You could simplify further. You don't need to duplicate a human, you just need to provide them with "a kid". An algorithm that's purely virtual but that is sufficiently smart that humans can raise it to become part of human society. But it's mind can start out mostly empty. So you don't even need to duplicate anything, you just need a sufficiently complex learning algorithm and a way to interact with it, and a human (perhaps preferably a couple?) to teach it, if you're willing to give it a generation or two.

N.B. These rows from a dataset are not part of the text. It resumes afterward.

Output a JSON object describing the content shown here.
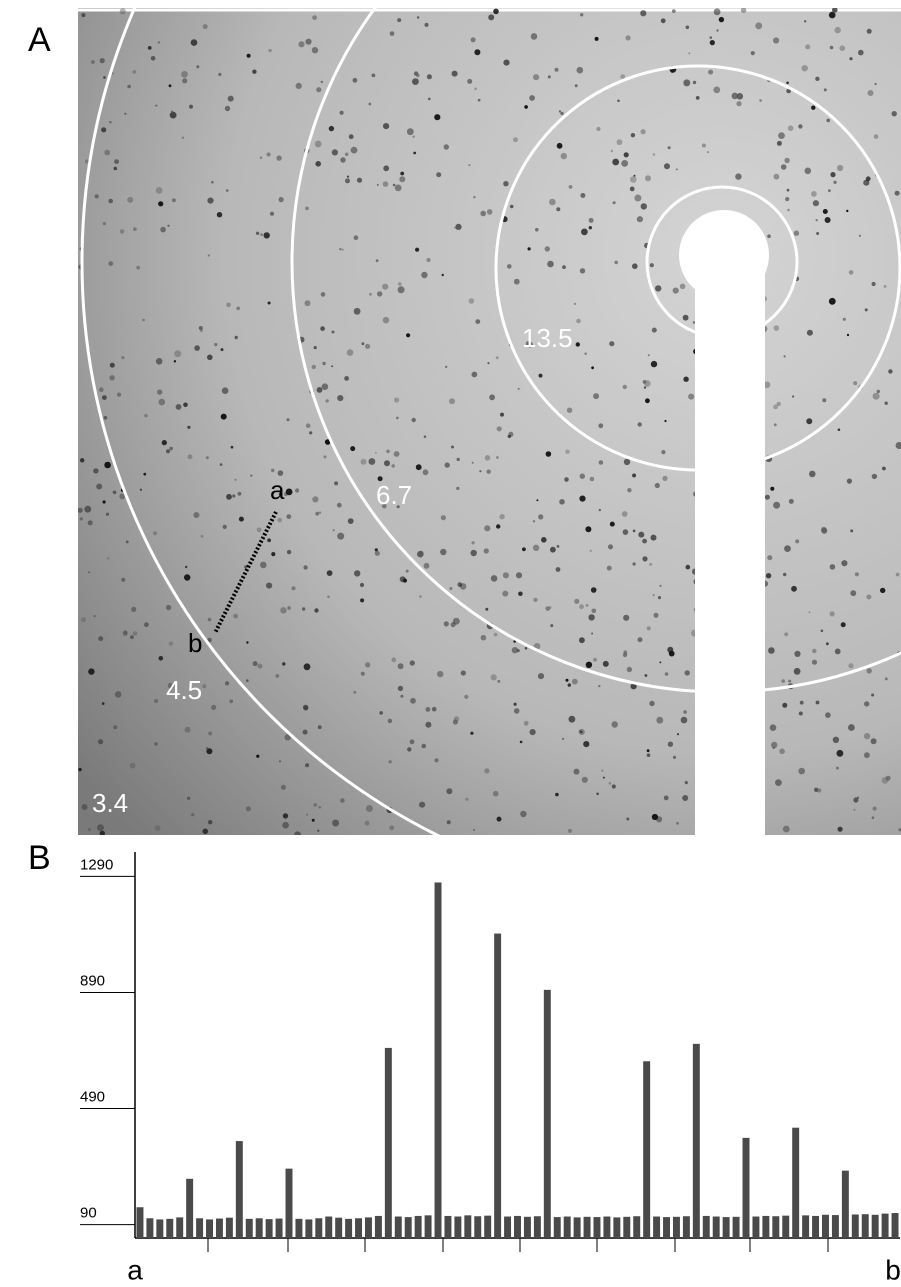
{
  "panel_a": {
    "label": "A",
    "ring_labels": [
      "13.5",
      "6.7",
      "4.5",
      "3.4"
    ],
    "line_labels": [
      "a",
      "b"
    ]
  },
  "chart_data": {
    "type": "bar",
    "panel_label": "B",
    "color": "#4a4a4a",
    "ylim": [
      44,
      1374
    ],
    "yticks": [
      90,
      490,
      890,
      1290
    ],
    "x_end_labels": [
      "a",
      "b"
    ],
    "values": [
      150,
      112,
      108,
      110,
      115,
      248,
      112,
      108,
      111,
      114,
      378,
      110,
      112,
      109,
      111,
      283,
      110,
      108,
      112,
      118,
      114,
      110,
      112,
      115,
      120,
      699,
      118,
      116,
      120,
      122,
      1269,
      120,
      118,
      122,
      119,
      121,
      1093,
      118,
      120,
      117,
      119,
      899,
      116,
      118,
      115,
      117,
      116,
      118,
      115,
      117,
      119,
      653,
      118,
      116,
      117,
      119,
      713,
      120,
      118,
      116,
      117,
      389,
      118,
      120,
      119,
      121,
      424,
      122,
      120,
      124,
      123,
      276,
      125,
      126,
      124,
      128,
      130
    ]
  }
}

I'm not sure we're talking about the same thing. I'm not arguing if it's possible for consciousness to exist outside of my own. I'm arguing that insofar as we want to understand if it's possible to transfer the medium ones own consciousness "runs on" out of your own brain, it seems like experiments like the one I wrote may be able to provide some knowledge about the viability. It's still running on your brain of course, so it's not trying to actually do any real transferal, but it is showing the degree to which conscious experience can feel non-local, which is part of what would be needed to be a person externalized from their own brain. So it may not exactly provide evidence in favor or against transfer viability (though it might, since we may be able to see that it would result in ego death or some equally horrifying result) but it would provide evidence that the subjective experience of such a transfer has meaning, and what that feeling could be.
Now, once we get a brain/computer interface, things get really interesting. Because you can start to link minds, and even at low bandwidth, it may rapidly increase our understanding of the boundaries of what a conscious mind "is" and how much we should care about the "death" or "merging" of such things. It would be quite impactful, to say the least, to see that if you connected a person's mind to that of a simple organism in a bidirectional interface, if over time they act as though they had a single consciousness (probably mostly represented by the person's prior self, but perhaps with characteristics of the organism leaking in the other direction as well.)
The closest analog we have today is when one separates the left and right hemisphere of the brain, and that is a crude, fixed, and brutal methodology for such experiments, so it's only done as a way to treat people whose health it may improve, and is irreversible.
"Once the algorithm is good enough at imitating you that your own mother can't tell the difference between a robot containing that algorithm and you, is there still a difference. And now every mathematician should say "No". After all, 4 and IV is the same number."
I don't understand what you are talking about. Do you think identical twins share the same consciousness? Is a clone the same person as who it was cloned from?
It seems to me that "4" and "IV" are abstract concepts that have a basically unlimited number of relationships with the real world, like tentacles. The mathematical concept of four is just one of those linkages.
The point of the exercise was to prove that something non-human can be conscious at all. So if it "shares the same consciousness" that's great. If not, still good enough.
That’s an interesting experiment and thanks for writing it up in detail.
However I’m not sure what the VR really adds to it, above e.g. learning to shift the default point where most of us are conscious from (behind the eyes) to the lower abdomen as done in Zazen. We can similarly learn to shift this locus of consciousness completely into our FPS VR avatars but that doesn’t really make them ‘agents’ in the full sense of the term. The transfer is illusory.
This seems like confusing correlation with causation in an exquisitely pure sense. Maybe that extends to consciousness downloading as a concept in general.